Das Zusammentreffen verschiedener Erziehungsstile mag auch für Erwachsene immer wieder eine Herausforderung sein und verlangt gleichzeitig ein immer wieder Neu-Entscheiden. Sie bleiben auf ihrem Weg, auch wenn sie in der Gruppe vielleicht die einzigen sind.

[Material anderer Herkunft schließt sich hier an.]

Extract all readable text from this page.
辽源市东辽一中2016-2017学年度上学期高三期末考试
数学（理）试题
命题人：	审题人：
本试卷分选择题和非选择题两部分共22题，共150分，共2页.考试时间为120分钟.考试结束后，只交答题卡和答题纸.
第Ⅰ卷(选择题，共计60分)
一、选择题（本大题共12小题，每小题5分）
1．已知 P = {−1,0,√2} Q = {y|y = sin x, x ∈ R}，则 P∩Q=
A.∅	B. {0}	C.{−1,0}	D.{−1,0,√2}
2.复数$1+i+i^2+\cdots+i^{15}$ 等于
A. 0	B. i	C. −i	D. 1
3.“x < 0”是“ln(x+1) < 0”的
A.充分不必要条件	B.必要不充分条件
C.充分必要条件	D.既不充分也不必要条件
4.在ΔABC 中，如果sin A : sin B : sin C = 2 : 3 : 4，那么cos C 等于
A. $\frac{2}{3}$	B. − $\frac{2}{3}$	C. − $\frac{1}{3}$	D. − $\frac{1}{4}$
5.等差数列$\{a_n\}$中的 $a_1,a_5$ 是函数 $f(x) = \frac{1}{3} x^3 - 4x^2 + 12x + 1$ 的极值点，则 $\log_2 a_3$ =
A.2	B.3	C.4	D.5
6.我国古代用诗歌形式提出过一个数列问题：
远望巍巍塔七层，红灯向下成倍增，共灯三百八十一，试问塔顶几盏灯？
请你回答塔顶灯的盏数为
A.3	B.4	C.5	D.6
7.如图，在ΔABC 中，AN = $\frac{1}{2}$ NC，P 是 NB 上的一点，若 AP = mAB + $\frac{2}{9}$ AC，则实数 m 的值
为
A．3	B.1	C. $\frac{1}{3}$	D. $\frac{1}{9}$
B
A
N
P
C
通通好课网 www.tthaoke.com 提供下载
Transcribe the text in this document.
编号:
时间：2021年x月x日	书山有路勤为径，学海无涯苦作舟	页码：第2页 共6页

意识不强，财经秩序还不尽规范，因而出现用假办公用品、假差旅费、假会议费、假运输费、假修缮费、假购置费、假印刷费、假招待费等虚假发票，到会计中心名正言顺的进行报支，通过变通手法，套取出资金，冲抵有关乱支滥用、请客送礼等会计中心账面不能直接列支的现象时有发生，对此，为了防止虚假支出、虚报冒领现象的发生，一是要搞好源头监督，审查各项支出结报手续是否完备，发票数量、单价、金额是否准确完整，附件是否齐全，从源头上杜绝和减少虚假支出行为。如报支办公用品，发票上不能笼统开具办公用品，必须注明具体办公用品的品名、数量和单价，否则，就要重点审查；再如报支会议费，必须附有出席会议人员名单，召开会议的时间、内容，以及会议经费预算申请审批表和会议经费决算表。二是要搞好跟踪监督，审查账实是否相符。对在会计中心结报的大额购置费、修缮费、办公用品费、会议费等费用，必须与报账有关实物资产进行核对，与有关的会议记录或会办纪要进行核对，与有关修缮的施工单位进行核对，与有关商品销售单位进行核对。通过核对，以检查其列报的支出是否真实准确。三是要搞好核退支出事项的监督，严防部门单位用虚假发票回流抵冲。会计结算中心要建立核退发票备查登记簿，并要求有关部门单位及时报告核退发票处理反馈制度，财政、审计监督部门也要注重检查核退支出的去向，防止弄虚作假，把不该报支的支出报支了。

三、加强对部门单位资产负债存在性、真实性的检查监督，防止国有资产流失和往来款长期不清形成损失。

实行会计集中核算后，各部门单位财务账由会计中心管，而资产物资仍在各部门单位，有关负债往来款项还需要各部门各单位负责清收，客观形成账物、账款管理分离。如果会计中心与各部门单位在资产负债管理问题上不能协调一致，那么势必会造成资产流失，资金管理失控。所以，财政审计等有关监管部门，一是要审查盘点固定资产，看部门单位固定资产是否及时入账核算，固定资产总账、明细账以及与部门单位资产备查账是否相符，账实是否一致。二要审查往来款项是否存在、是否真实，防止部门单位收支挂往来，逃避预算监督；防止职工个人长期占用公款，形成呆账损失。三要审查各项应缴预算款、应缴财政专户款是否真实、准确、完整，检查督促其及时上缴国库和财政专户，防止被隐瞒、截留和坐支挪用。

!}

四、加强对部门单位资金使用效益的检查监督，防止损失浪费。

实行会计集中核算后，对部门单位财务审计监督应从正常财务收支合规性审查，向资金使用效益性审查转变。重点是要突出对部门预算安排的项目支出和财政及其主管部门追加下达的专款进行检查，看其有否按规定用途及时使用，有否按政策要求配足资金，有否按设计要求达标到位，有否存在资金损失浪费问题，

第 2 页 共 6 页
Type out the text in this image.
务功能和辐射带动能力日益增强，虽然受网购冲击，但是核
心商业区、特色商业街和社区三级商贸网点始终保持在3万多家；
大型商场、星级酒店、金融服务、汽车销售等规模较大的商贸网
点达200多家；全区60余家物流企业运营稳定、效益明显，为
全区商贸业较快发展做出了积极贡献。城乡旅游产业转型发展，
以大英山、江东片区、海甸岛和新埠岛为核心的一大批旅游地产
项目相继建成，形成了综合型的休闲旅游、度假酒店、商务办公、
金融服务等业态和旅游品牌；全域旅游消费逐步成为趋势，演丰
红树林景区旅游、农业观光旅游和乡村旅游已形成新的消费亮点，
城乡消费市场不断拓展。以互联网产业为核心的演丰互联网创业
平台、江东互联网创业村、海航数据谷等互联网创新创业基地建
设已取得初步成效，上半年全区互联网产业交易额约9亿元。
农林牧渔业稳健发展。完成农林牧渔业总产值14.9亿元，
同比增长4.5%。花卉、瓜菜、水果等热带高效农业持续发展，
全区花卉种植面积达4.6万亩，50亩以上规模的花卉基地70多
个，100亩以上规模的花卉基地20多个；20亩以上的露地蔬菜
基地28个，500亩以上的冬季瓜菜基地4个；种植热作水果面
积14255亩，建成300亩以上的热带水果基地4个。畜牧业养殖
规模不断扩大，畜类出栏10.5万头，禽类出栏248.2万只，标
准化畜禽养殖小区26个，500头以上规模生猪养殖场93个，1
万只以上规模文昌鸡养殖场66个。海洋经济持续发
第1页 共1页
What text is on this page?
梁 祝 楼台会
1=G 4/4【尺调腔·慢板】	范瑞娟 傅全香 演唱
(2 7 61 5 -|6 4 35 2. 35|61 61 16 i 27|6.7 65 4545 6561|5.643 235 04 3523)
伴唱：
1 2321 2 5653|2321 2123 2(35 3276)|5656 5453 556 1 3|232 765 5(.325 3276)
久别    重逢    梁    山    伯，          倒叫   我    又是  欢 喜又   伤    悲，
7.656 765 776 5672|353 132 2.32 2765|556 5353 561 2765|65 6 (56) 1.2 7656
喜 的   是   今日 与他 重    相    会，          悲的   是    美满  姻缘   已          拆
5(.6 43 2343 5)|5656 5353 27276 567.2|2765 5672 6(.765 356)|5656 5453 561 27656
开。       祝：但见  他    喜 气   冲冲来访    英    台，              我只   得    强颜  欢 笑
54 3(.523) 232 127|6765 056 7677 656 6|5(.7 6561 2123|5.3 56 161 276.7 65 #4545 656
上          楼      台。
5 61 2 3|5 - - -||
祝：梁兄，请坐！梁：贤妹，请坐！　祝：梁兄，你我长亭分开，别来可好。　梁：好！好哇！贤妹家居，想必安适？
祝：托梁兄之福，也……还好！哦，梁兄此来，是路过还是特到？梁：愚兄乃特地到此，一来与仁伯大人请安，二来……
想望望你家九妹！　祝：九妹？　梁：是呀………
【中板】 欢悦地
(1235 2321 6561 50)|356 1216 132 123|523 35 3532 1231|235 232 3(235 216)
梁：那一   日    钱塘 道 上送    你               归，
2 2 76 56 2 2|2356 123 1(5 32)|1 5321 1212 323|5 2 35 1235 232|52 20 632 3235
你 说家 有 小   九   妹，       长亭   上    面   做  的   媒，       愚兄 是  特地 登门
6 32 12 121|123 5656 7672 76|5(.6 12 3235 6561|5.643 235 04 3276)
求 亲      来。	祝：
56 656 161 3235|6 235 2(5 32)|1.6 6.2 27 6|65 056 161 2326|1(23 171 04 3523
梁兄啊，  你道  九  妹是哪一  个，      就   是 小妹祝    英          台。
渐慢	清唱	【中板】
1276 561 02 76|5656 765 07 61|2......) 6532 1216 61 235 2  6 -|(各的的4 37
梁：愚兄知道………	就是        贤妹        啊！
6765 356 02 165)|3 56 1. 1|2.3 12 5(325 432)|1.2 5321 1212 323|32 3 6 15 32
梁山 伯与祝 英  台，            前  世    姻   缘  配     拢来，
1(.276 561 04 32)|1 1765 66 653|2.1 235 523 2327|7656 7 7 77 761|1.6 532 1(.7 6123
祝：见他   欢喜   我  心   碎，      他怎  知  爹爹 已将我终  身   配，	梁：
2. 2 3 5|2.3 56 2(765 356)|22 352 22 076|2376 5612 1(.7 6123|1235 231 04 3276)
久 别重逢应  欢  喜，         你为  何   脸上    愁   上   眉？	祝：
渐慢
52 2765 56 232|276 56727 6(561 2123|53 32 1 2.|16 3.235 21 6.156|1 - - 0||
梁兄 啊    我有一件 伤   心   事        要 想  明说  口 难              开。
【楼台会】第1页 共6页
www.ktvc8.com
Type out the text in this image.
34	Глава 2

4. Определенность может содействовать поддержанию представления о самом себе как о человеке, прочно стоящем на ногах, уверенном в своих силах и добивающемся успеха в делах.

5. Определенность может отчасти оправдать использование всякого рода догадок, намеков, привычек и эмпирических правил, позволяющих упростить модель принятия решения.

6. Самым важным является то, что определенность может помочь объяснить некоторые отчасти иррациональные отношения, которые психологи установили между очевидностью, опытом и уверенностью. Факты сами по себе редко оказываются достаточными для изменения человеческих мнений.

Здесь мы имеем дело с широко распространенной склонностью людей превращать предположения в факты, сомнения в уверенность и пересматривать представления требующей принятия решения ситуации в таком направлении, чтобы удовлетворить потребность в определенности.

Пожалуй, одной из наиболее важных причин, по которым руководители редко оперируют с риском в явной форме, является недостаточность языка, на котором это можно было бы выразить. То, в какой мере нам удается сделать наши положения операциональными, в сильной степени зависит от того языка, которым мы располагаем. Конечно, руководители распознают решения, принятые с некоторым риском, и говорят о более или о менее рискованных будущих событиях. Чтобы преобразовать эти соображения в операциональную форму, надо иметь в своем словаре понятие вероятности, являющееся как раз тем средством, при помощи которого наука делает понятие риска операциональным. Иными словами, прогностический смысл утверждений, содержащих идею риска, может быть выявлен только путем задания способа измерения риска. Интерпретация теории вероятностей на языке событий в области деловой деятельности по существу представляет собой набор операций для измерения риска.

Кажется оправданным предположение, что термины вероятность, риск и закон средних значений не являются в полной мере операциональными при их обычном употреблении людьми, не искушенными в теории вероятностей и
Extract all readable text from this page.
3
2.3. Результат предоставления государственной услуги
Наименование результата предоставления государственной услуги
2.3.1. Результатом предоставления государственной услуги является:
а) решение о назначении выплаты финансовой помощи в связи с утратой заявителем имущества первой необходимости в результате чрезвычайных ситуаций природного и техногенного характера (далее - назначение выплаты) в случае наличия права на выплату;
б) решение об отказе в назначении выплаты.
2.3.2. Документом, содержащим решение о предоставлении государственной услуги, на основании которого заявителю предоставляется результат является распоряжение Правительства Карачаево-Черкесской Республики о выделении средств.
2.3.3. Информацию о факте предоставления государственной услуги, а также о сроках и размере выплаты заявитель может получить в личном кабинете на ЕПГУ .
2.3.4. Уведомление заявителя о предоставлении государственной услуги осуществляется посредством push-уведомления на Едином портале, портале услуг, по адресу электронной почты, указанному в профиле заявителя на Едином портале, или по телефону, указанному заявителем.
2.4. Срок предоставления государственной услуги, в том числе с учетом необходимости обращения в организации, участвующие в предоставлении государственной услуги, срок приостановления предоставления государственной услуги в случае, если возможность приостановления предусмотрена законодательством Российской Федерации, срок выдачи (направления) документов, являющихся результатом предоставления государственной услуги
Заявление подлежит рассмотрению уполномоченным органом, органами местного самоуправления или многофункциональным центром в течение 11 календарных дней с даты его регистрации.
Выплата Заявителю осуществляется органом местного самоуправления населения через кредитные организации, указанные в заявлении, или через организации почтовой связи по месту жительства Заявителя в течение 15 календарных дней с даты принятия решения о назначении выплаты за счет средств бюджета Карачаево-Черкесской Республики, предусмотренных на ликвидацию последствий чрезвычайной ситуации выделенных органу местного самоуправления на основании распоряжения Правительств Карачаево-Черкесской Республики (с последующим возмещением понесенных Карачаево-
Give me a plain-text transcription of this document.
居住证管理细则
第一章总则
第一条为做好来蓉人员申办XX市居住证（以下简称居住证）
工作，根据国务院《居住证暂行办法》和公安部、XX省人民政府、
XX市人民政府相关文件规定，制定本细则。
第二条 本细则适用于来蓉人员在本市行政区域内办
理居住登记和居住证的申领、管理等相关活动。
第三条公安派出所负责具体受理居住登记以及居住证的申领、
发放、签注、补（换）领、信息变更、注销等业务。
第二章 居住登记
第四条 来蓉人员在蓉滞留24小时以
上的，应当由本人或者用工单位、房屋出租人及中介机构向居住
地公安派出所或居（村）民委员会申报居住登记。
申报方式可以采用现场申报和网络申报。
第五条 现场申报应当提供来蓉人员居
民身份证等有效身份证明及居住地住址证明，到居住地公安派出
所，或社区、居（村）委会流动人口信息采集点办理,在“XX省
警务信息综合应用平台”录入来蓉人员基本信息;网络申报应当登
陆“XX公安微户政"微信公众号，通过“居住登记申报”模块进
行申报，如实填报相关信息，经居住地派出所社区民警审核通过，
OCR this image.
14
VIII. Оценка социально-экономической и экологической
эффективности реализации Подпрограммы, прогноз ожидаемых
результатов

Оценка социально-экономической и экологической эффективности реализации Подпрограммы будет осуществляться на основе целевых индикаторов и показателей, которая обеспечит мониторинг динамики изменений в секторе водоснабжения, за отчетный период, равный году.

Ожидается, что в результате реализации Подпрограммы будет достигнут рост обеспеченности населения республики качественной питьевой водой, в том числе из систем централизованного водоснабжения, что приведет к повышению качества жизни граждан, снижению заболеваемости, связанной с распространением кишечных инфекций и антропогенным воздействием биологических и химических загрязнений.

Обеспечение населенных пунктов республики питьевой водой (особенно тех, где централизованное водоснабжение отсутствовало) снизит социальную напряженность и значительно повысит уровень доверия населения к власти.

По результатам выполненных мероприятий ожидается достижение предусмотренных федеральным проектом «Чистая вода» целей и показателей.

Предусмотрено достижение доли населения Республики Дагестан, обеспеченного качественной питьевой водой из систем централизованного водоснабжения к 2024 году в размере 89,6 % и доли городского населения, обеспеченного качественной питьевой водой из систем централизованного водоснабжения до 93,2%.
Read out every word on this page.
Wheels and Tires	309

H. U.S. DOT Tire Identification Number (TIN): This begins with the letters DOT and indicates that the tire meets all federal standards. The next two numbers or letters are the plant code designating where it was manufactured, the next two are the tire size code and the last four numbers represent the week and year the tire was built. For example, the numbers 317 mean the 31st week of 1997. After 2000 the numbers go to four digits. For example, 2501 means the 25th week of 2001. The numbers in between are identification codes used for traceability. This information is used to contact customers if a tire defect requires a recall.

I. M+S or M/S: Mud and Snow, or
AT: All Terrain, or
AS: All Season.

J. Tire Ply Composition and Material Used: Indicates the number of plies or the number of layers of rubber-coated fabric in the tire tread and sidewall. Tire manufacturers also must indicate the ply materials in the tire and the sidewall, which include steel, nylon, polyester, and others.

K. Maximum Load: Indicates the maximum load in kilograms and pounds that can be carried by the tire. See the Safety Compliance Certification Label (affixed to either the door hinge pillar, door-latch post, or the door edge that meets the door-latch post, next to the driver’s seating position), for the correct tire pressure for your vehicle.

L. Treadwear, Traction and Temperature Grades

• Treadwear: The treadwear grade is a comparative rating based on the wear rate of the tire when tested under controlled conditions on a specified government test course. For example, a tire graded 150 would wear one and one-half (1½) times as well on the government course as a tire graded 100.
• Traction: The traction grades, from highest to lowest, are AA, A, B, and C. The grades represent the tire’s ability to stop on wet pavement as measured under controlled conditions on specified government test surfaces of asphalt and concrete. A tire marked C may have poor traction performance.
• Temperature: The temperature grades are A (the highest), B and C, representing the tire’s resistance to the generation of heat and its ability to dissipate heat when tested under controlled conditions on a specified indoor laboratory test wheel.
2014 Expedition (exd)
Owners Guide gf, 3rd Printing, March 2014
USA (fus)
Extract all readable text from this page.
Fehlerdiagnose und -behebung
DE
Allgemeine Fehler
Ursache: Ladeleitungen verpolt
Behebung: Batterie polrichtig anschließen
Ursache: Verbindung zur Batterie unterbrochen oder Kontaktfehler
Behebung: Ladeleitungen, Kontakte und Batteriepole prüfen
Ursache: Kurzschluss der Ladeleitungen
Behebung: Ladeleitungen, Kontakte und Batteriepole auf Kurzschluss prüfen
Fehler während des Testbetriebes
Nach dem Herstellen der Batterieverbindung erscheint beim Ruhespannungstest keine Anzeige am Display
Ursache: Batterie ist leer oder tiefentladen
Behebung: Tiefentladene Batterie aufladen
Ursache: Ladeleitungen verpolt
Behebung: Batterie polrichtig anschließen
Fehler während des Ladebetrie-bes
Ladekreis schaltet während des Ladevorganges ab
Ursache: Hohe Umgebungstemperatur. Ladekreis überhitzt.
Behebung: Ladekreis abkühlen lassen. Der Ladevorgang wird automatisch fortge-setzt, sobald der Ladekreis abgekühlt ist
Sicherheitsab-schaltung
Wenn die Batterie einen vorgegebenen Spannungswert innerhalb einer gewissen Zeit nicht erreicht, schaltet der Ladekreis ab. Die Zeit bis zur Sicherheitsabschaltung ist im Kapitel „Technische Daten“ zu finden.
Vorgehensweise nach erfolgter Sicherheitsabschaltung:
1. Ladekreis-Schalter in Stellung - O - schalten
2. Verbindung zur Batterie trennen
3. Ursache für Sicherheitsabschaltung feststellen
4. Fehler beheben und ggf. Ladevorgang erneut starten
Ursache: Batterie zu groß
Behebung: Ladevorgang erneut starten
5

Oder aber sie überdenken ihre Regeln – können dies einmalig und situationsbedingt tun oder längerfristig, weil sie beim Gegenüber einen Weg beobachtet haben, der ihnen ebenfalls sinnvoll scheint.

Flexibilität
Wie auch immer man sich entscheidet, zeigen solche Zusammentreffen – neben vielem anderem – auf: Es gibt eine Vielzahl an Wegen, um Familie zu leben und um seine Kinder auf ihrem Weg zu begleiten und sie zu erziehen.
Und etwas, was wir uns als Eltern auch immer wieder sagen müssen: wir dürfen uns zwischendurch auch umentscheiden! Wenn wir bei anderen zum Beispiel eine Vorgehensweise beobachten, an die wir noch nicht gedacht oder die wir uns noch nicht getraut haben, dann dürfen und sollen wir durchaus flexibel bleiben.